Director General of the National Crime Agency
- Incumbent
- Assumed office 5 October 2021
- Preceded by: Lynne Owens

Personal details
- Born: 13 August 1974 (age 52)
- Awards: Commander of the Order of the British Empire (2019)

= Graeme Biggar =

Scottish bureaucrat (born 1974)

Graeme Biggar (born 13 August 1974) is the Director General of the National Crime Agency. Biggar has been in the role since August 2022, and has led the Agency on an interim basis since October 2021. Biggar
joined the National Crime Agency (NCA) as the Director General of the National Economic Crime Centre (NECC) in March
2019.

== Early life and education ==
Biggar was born in Glasgow to parents Hamish, an accountant, and Sue, a physiotherapist. He was educated at Glasgow Academy, Aldwickbury School and Uppingham School. He studied Modern History at the University of Oxford.

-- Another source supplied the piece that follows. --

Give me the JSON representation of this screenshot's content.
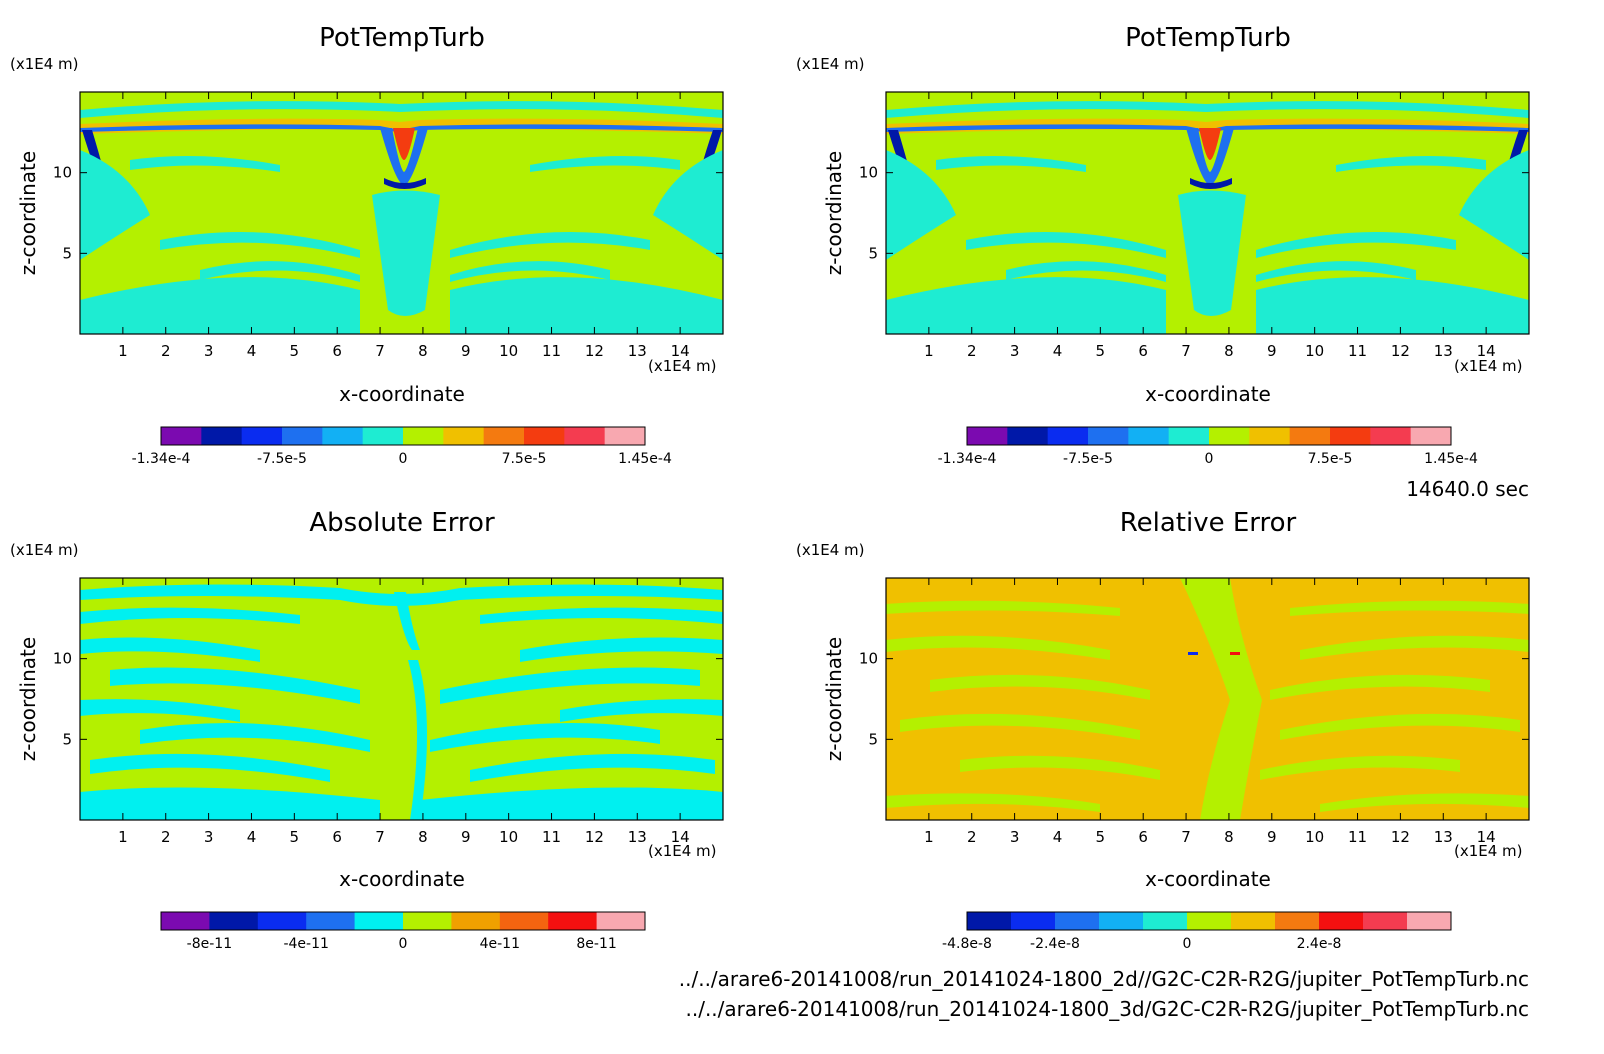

He later attended the Royal College of Defence Studies in 2011–12, graduating with a MA degree with Distinction in International Security and Strategy.

== Career ==
=== Ministry of Defence ===
In 1997, Biggar joined the Civil Service Fast Stream in the Ministry of Defence where he worked for most of the next twenty years, other than a year in the New Zealand Ministry of Defence in 2000–01, and three years in the Department for Environment, Food and Rural Affairs between 2003 and 2006.

Between 2006 and 2011, Biggar worked on management and reform of the Ministry of Defence, including supporting the 2011 Lord Levene Defence Reform Group review.

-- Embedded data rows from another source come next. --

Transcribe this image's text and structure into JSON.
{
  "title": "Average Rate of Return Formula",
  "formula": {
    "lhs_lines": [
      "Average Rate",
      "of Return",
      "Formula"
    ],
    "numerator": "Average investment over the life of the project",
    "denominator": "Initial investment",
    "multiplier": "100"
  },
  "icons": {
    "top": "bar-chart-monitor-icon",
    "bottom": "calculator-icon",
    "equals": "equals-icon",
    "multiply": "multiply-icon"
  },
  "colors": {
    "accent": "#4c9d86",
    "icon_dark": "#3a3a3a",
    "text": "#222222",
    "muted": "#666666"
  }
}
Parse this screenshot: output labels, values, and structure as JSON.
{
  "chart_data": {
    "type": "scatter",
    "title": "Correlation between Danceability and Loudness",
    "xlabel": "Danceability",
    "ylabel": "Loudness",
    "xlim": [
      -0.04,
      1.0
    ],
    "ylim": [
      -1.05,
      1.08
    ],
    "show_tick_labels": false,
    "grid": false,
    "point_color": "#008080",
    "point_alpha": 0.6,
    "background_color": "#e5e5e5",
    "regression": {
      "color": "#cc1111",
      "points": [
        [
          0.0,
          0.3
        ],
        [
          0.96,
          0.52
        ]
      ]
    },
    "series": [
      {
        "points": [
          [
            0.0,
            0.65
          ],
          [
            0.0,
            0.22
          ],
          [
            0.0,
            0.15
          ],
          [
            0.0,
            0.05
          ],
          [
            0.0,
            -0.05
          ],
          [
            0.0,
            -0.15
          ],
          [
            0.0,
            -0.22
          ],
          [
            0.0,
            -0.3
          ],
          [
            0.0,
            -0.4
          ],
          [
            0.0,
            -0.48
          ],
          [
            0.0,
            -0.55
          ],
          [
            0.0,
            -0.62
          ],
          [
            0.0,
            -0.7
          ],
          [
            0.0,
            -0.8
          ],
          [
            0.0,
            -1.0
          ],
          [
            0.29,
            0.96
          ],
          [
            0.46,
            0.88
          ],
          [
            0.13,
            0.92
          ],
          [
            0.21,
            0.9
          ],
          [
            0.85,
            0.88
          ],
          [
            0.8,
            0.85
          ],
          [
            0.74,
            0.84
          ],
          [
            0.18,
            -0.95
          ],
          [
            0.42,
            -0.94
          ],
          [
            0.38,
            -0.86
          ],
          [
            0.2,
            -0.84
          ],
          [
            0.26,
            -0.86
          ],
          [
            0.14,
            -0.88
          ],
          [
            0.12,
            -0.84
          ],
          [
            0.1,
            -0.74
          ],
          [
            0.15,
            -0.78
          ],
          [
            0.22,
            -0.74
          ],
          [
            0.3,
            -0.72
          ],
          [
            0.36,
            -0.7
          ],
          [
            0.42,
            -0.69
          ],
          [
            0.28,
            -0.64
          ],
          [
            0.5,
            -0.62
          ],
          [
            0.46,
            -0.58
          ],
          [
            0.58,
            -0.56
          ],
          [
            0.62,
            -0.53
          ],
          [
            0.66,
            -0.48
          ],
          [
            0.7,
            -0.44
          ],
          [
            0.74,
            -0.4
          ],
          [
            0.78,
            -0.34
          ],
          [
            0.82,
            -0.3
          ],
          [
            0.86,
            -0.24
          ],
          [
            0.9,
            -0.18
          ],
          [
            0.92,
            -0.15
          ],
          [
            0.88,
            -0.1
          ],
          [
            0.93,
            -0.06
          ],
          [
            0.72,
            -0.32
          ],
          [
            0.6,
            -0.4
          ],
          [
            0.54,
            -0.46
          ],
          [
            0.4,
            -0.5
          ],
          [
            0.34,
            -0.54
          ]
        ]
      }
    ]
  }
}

In 2013, he became Head of Operational Policy in the Ministry of Defence but was quickly promoted to
Director as the Chief of Staff to the Defence Secretary, first Philip Hammond and then Michael Fallon.

=== Home Office ===
Biggar became Director National Security in the Home Office in 2016, where he worked on countering terrorism and state threats. In that role, he oversaw the implementation of the Investigatory Powers Act 2016 and responded to the 2017 terrorist attacks and to the 2018 poisoning of Sergei and Yulia Skripal.

=== National Crime Agency ===
In 2019, Biggar moved to the National Crime Agency, becoming Director General of the National Economic Crime Centre. In 2021, he was appointed interim Director General of the National Crime Agency, before becoming its permanent Director General in 2022. He leads about 6,000 officers based in the UK and overseas.

== Honours ==
Biggar was appointed a Commander of the Order of the British Empire (CBE) in 2019.